What goes through a preacher's mind is often a mystery, sometimes to the preacher, too. Most readers will see it as a minor mystery not worth exploring. But a writer, like myself, who is also a preacher has the privilege of writing for small audiences, writes Andrew Hamilton in Eureka Street.
Most of us Christian preachers base our sermons on texts of Scripture. That, of course, leaves us at the mercy of the text for the day. Many Catholic preachers, for example, groan on finding, for example, that Jesus' strong judgment on divorce is set for Sunday.
This passage (Mark 10.2–6) relates Jesus' response to a group of Pharisees. One of them asks him whether it is lawful for a man to divorce his wife. Whichever way he answers he will be in trouble. Jesus replies with a question — What did Moses, the recognised authority, have to say?
They answer that Moses allowed wives to be dismissed. Jesus then appeals to the greater authority of the story of creation, in which husband and wife are said to form one flesh. This shows that marriage is indissoluble, and that men and women who divorce and remarry commit adultery.

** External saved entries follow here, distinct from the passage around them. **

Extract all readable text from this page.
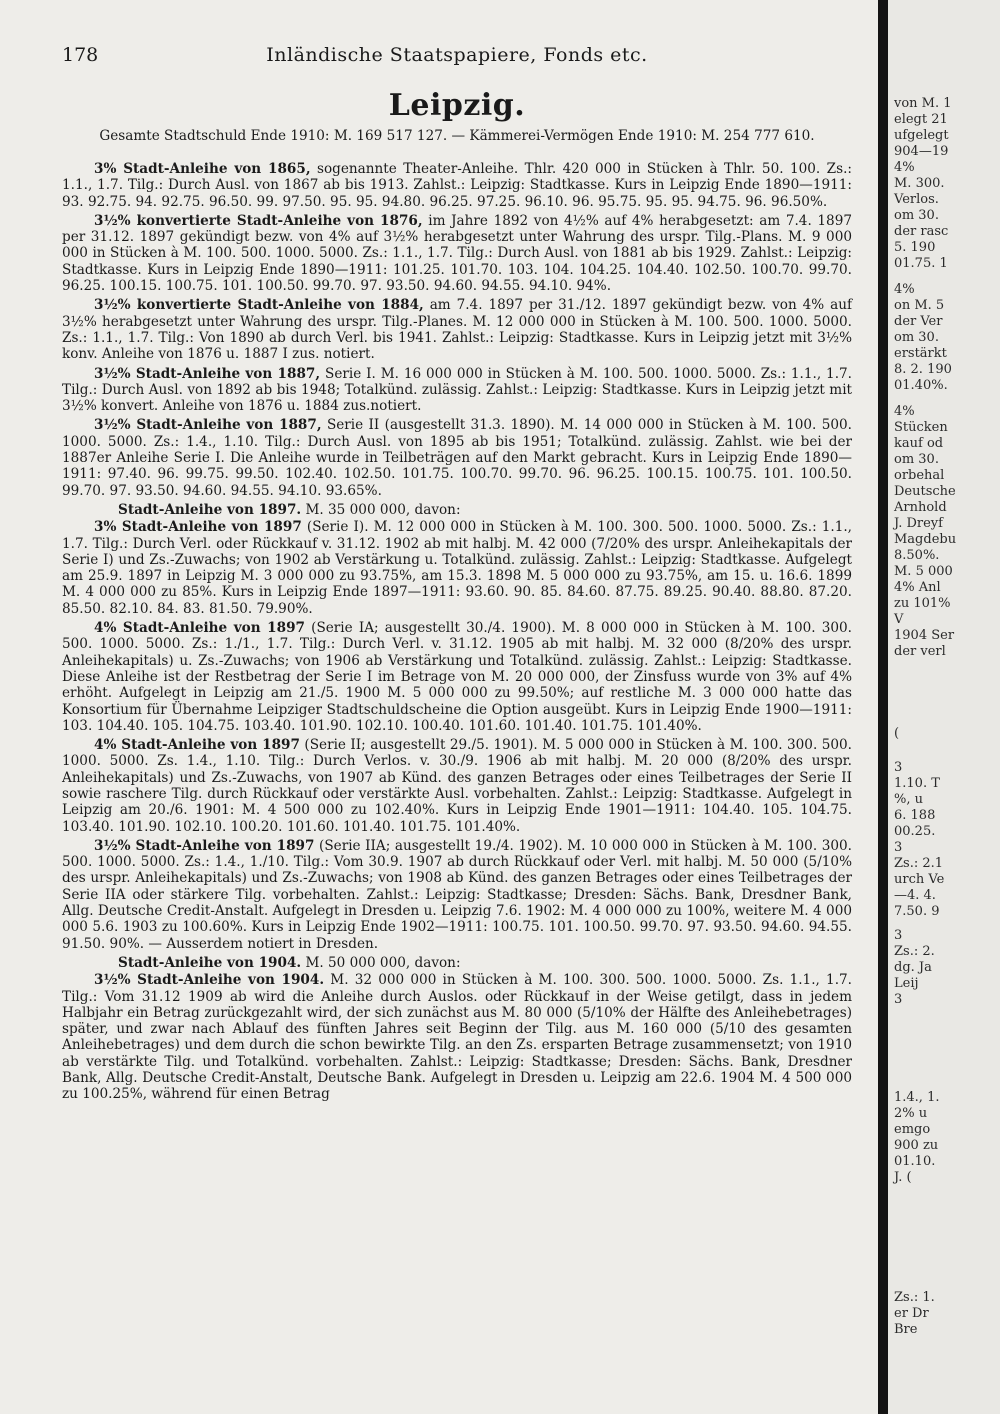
178	Inländische Staatspapiere, Fonds etc.
Leipzig.
Gesamte Stadtschuld Ende 1910: M. 169 517 127. — Kämmerei-Vermögen Ende 1910: M. 254 777 610.

3% Stadt-Anleihe von 1865, sogenannte Theater-Anleihe. Thlr. 420 000 in Stücken à Thlr. 50. 100. Zs.: 1.1., 1.7. Tilg.: Durch Ausl. von 1867 ab bis 1913. Zahlst.: Leipzig: Stadtkasse. Kurs in Leipzig Ende 1890—1911: 93. 92.75. 94. 92.75. 96.50. 99. 97.50. 95. 95. 94.80. 96.25. 97.25. 96.10. 96. 95.75. 95. 95. 94.75. 96. 96.50%.

3½% konvertierte Stadt-Anleihe von 1876, im Jahre 1892 von 4½% auf 4% herabgesetzt: am 7.4. 1897 per 31.12. 1897 gekündigt bezw. von 4% auf 3½% herabgesetzt unter Wahrung des urspr. Tilg.-Plans. M. 9 000 000 in Stücken à M. 100. 500. 1000. 5000. Zs.: 1.1., 1.7. Tilg.: Durch Ausl. von 1881 ab bis 1929. Zahlst.: Leipzig: Stadtkasse. Kurs in Leipzig Ende 1890—1911: 101.25. 101.70. 103. 104. 104.25. 104.40. 102.50. 100.70. 99.70. 96.25. 100.15. 100.75. 101. 100.50. 99.70. 97. 93.50. 94.60. 94.55. 94.10. 94%.

3½% konvertierte Stadt-Anleihe von 1884, am 7.4. 1897 per 31./12. 1897 gekündigt bezw. von 4% auf 3½% herabgesetzt unter Wahrung des urspr. Tilg.-Planes. M. 12 000 000 in Stücken à M. 100. 500. 1000. 5000. Zs.: 1.1., 1.7. Tilg.: Von 1890 ab durch Verl. bis 1941. Zahlst.: Leipzig: Stadtkasse. Kurs in Leipzig jetzt mit 3½% konv. Anleihe von 1876 u. 1887 I zus. notiert.

3½% Stadt-Anleihe von 1887, Serie I. M. 16 000 000 in Stücken à M. 100. 500. 1000. 5000. Zs.: 1.1., 1.7. Tilg.: Durch Ausl. von 1892 ab bis 1948; Totalkünd. zulässig. Zahlst.: Leipzig: Stadtkasse. Kurs in Leipzig jetzt mit 3½% konvert. Anleihe von 1876 u. 1884 zus.notiert.

3½% Stadt-Anleihe von 1887, Serie II (ausgestellt 31.3. 1890). M. 14 000 000 in Stücken à M. 100. 500. 1000. 5000. Zs.: 1.4., 1.10. Tilg.: Durch Ausl. von 1895 ab bis 1951; Totalkünd. zulässig. Zahlst. wie bei der 1887er Anleihe Serie I. Die Anleihe wurde in Teilbeträgen auf den Markt gebracht. Kurs in Leipzig Ende 1890—1911: 97.40. 96. 99.75. 99.50. 102.40. 102.50. 101.75. 100.70. 99.70. 96. 96.25. 100.15. 100.75. 101. 100.50. 99.70. 97. 93.50. 94.60. 94.55. 94.10. 93.65%.

Stadt-Anleihe von 1897. M. 35 000 000, davon:

3% Stadt-Anleihe von 1897 (Serie I). M. 12 000 000 in Stücken à M. 100. 300. 500. 1000. 5000. Zs.: 1.1., 1.7. Tilg.: Durch Verl. oder Rückkauf v. 31.12. 1902 ab mit halbj. M. 42 000 (7/20% des urspr. Anleihekapitals der Serie I) und Zs.-Zuwachs; von 1902 ab Verstärkung u. Totalkünd. zulässig. Zahlst.: Leipzig: Stadtkasse. Aufgelegt am 25.9. 1897 in Leipzig M. 3 000 000 zu 93.75%, am 15.3. 1898 M. 5 000 000 zu 93.75%, am 15. u. 16.6. 1899 M. 4 000 000 zu 85%. Kurs in Leipzig Ende 1897—1911: 93.60. 90. 85. 84.60. 87.75. 89.25. 90.40. 88.80. 87.20. 85.50. 82.10. 84. 83. 81.50. 79.90%.

4% Stadt-Anleihe von 1897 (Serie IA; ausgestellt 30./4. 1900). M. 8 000 000 in Stücken à M. 100. 300. 500. 1000. 5000. Zs.: 1./1., 1.7. Tilg.: Durch Verl. v. 31.12. 1905 ab mit halbj. M. 32 000 (8/20% des urspr. Anleihekapitals) u. Zs.-Zuwachs; von 1906 ab Verstärkung und Totalkünd. zulässig. Zahlst.: Leipzig: Stadtkasse. Diese Anleihe ist der Restbetrag der Serie I im Betrage von M. 20 000 000, der Zinsfuss wurde von 3% auf 4% erhöht. Aufgelegt in Leipzig am 21./5. 1900 M. 5 000 000 zu 99.50%; auf restliche M. 3 000 000 hatte das Konsortium für Übernahme Leipziger Stadtschuldscheine die Option ausgeübt. Kurs in Leipzig Ende 1900—1911: 103. 104.40. 105. 104.75. 103.40. 101.90. 102.10. 100.40. 101.60. 101.40. 101.75. 101.40%.

4% Stadt-Anleihe von 1897 (Serie II; ausgestellt 29./5. 1901). M. 5 000 000 in Stücken à M. 100. 300. 500. 1000. 5000. Zs. 1.4., 1.10. Tilg.: Durch Verlos. v. 30./9. 1906 ab mit halbj. M. 20 000 (8/20% des urspr. Anleihekapitals) und Zs.-Zuwachs, von 1907 ab Künd. des ganzen Betrages oder eines Teilbetrages der Serie II sowie raschere Tilg. durch Rückkauf oder verstärkte Ausl. vorbehalten. Zahlst.: Leipzig: Stadtkasse. Aufgelegt in Leipzig am 20./6. 1901: M. 4 500 000 zu 102.40%. Kurs in Leipzig Ende 1901—1911: 104.40. 105. 104.75. 103.40. 101.90. 102.10. 100.20. 101.60. 101.40. 101.75. 101.40%.

3½% Stadt-Anleihe von 1897 (Serie IIA; ausgestellt 19./4. 1902). M. 10 000 000 in Stücken à M. 100. 300. 500. 1000. 5000. Zs.: 1.4., 1./10. Tilg.: Vom 30.9. 1907 ab durch Rückkauf oder Verl. mit halbj. M. 50 000 (5/10% des urspr. Anleihekapitals) und Zs.-Zuwachs; von 1908 ab Künd. des ganzen Betrages oder eines Teilbetrages der Serie IIA oder stärkere Tilg. vorbehalten. Zahlst.: Leipzig: Stadtkasse; Dresden: Sächs. Bank, Dresdner Bank, Allg. Deutsche Credit-Anstalt. Aufgelegt in Dresden u. Leipzig 7.6. 1902: M. 4 000 000 zu 100%, weitere M. 4 000 000 5.6. 1903 zu 100.60%. Kurs in Leipzig Ende 1902—1911: 100.75. 101. 100.50. 99.70. 97. 93.50. 94.60. 94.55. 91.50. 90%. — Ausserdem notiert in Dresden.

Stadt-Anleihe von 1904. M. 50 000 000, davon:

3½% Stadt-Anleihe von 1904. M. 32 000 000 in Stücken à M. 100. 300. 500. 1000. 5000. Zs. 1.1., 1.7. Tilg.: Vom 31.12 1909 ab wird die Anleihe durch Auslos. oder Rückkauf in der Weise getilgt, dass in jedem Halbjahr ein Betrag zurückgezahlt wird, der sich zunächst aus M. 80 000 (5/10% der Hälfte des Anleihebetrages) später, und zwar nach Ablauf des fünften Jahres seit Beginn der Tilg. aus M. 160 000 (5/10 des gesamten Anleihebetrages) und dem durch die schon bewirkte Tilg. an den Zs. ersparten Betrage zusammensetzt; von 1910 ab verstärkte Tilg. und Totalkünd. vorbehalten. Zahlst.: Leipzig: Stadtkasse; Dresden: Sächs. Bank, Dresdner Bank, Allg. Deutsche Credit-Anstalt, Deutsche Bank. Aufgelegt in Dresden u. Leipzig am 22.6. 1904 M. 4 500 000 zu 100.25%, während für einen Betrag

von M. 1
elegt 21
ufgelegt
904—19
4%
M. 300.
Verlos.
om 30.
der rasc
5. 190
01.75. 1
4%
on M. 5
der Ver
om 30.
erstärkt
8. 2. 190
01.40%.
4%
Stücken
kauf od
om 30.
orbehal
Deutsche
Arnhold
J. Dreyf
Magdebu
8.50%.
M. 5 000
4% Anl
zu 101%
V
1904 Ser
der verl
(
3
1.10. T
%, u
6. 188
00.25.
3
Zs.: 2.1
urch Ve
—4. 4.
7.50. 9
3
Zs.: 2.
dg. Ja
Leij
3
1.4., 1.
2% u
emgo
900 zu
01.10.
J. (
Zs.: 1.
er Dr
Bre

If we preachers groan when faced by this passage, it is because we find ourselves between a rock and a hard place. We see ourselves as standing under Scripture, called to interpret it faithfully. This forbids us to avoid difficult texts or to slide over them.
But we also know the congregations to whom we preach. Many members of the congregation, and indeed of our own families, are likely to be divorced and to have remarried. We know, too, that the coinage of broken relationships is pain, not blame, and that those whose marriages have failed may harbour guilt, shame and a belief that they are second class Christians.
They need encouragement, not the condemnation that a sermon based on this passage seems to invite.